2.2.11 Prognosis7,9,10
Diagnosa yang ditegakkan lebih cepat dan mendapat terapi
sebelum 72 jam setelah onset memberikan hasil yang lebih baik. Pada
infeksi yang lama mungkin dapat terjadi paralisis fasialis yang
permanen. Sejumlah besar pasien akan mengalai penyembuhan
sepenuhnya setelah sebelumnya mengalami paralisis.
BAB III
PENUTUP
3.1 Kesimpulan
Herpes zoster otikus adalah kumpulan gejala yang terdiri dari erupsi herpetik
pada telinga luar (pada meatus akustikus eksternus dan periaurikula) dan palatum
molle, nyeri yang hebat, disertai paralise nervus fasialis akut, yang disebabkan
reaktivasi herpes zoster yang sedang dalam masa dormansi di ganglion genikuli
nervi fasialis. Penyebabnya adalah Varicella Zoster Virus (VZV).
Diagnosis ditegakkan dari anamnesis, pemeriksaan fisik dan pemeriksaan
penunjang. Adapun penanganan awal dengan kombinasi antiviral dan
kortikosteroid. Kortikosteroid dapat mengurangi inflamasi dari nervus kranial dan
mengurangi nyeri serta gejala neurologis, sedangkan asiklovir oral digunakan
untuk infeksi yang disebabkan herpes virus seperti virus varisela-zoster. Obat anti
viral merupakan standar terapi lini pertama pada SRH.

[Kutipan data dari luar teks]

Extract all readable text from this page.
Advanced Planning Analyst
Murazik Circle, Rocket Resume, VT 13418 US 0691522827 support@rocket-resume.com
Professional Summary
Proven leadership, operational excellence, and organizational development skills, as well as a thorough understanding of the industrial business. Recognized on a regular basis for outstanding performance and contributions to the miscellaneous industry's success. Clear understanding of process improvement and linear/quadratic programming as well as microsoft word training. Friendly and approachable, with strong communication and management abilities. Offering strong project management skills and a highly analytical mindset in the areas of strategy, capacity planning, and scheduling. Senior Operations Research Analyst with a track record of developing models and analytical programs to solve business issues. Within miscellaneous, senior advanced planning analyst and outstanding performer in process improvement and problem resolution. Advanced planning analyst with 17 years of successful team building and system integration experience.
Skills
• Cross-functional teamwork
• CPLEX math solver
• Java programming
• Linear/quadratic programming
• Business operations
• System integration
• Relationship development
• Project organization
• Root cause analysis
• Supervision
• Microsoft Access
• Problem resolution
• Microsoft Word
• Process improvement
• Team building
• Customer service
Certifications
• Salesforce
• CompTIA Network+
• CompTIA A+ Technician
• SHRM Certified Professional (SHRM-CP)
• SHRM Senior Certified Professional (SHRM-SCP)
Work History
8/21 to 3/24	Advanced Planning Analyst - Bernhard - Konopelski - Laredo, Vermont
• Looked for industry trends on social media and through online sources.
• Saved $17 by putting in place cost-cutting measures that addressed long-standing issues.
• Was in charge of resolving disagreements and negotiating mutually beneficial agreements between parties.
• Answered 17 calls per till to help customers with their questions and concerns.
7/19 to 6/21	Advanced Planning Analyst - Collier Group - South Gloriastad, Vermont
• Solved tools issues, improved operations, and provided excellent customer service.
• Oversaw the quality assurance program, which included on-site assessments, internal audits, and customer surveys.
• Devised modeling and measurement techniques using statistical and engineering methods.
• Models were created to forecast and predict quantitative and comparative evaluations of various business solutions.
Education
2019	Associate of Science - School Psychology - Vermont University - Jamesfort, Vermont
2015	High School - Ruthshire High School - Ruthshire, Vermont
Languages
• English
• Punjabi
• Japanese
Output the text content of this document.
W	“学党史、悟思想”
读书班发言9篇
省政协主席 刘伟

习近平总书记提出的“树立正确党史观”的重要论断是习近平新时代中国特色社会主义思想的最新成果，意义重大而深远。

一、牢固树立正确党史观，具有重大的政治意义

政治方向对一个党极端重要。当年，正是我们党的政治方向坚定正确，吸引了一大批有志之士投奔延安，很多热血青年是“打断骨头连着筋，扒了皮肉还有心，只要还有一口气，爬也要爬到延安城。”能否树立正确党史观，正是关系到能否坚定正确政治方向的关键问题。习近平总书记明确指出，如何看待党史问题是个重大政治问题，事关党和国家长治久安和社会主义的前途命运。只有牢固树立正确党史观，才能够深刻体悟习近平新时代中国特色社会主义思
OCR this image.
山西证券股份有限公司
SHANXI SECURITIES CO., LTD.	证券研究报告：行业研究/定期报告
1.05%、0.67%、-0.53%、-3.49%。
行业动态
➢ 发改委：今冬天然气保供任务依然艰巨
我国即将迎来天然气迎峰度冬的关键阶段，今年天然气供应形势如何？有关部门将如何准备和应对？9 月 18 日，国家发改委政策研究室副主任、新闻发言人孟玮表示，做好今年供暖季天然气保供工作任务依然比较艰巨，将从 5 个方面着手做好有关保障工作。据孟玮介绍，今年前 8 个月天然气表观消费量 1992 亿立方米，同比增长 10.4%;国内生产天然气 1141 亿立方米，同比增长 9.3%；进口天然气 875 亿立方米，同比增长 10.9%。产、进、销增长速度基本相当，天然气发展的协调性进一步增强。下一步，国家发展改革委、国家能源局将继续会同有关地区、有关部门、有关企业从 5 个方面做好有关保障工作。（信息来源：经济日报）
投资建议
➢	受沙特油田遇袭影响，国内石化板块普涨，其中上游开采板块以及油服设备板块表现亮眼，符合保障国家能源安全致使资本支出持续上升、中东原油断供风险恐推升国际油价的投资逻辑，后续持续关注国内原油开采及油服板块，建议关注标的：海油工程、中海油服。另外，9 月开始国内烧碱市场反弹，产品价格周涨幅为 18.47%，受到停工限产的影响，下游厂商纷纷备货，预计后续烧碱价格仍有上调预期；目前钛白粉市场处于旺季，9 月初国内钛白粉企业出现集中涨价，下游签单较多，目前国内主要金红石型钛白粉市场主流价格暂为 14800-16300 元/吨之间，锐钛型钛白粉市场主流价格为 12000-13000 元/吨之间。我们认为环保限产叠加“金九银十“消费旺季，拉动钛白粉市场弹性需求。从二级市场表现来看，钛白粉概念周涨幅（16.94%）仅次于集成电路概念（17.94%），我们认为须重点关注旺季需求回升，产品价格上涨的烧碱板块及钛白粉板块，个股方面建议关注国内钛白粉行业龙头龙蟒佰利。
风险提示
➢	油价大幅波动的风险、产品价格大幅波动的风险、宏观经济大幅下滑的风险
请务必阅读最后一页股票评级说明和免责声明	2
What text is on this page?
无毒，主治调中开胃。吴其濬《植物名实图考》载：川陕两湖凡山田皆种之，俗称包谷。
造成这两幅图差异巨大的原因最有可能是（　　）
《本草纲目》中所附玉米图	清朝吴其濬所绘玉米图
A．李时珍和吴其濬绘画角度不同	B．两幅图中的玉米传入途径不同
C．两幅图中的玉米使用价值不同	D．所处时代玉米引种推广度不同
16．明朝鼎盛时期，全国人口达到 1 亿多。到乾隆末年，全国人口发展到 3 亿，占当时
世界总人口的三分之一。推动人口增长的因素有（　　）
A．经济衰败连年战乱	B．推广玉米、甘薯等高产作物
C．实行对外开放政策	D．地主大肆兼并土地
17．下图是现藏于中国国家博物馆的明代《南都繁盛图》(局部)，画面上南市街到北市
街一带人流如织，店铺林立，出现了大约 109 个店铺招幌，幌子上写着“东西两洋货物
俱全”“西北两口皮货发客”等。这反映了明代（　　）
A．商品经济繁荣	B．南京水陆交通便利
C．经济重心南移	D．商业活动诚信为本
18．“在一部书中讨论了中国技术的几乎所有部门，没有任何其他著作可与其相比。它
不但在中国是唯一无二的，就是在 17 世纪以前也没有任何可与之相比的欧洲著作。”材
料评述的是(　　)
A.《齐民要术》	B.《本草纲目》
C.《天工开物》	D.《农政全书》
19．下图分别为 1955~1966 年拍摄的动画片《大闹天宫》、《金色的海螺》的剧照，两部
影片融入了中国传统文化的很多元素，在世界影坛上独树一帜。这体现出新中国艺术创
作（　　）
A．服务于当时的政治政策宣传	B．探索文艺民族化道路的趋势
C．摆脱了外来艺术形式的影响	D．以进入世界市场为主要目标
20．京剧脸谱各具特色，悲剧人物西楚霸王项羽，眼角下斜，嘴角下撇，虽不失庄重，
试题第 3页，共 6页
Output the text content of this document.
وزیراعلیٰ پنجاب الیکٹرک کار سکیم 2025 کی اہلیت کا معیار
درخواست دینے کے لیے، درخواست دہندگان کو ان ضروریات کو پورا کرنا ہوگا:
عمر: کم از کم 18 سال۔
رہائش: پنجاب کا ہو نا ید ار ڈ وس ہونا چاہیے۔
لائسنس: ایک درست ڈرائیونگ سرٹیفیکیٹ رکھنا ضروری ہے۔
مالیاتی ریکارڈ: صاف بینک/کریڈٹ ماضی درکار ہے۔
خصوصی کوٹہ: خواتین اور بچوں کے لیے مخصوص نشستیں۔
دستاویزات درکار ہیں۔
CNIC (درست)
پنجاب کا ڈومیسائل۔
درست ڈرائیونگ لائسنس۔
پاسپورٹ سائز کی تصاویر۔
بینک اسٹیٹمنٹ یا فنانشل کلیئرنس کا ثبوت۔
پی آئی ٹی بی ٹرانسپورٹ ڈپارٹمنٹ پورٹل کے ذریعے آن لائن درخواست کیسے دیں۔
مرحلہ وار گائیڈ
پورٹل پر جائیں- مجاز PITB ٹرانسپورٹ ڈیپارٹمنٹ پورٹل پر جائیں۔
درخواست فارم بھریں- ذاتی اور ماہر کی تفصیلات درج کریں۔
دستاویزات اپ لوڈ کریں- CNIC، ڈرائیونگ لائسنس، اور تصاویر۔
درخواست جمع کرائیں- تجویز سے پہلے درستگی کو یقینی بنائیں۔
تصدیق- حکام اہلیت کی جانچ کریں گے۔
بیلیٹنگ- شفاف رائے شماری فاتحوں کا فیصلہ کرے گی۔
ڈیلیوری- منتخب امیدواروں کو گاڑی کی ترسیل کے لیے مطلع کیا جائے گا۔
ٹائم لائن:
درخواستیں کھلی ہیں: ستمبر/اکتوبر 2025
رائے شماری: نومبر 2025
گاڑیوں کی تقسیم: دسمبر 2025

Pencegahan herpes zoster dapat dilakukan dengan cara menjaga daya tahan
dan kesehatan tubuh dan menjauhkan diri dari stress serta dengan pemberian
vaksin VZV. Diagnosa yang ditegakkan lebih cepat dan mendapat terapi sebelum
72 jam setelah onset memberikan hasil yang lebih baik.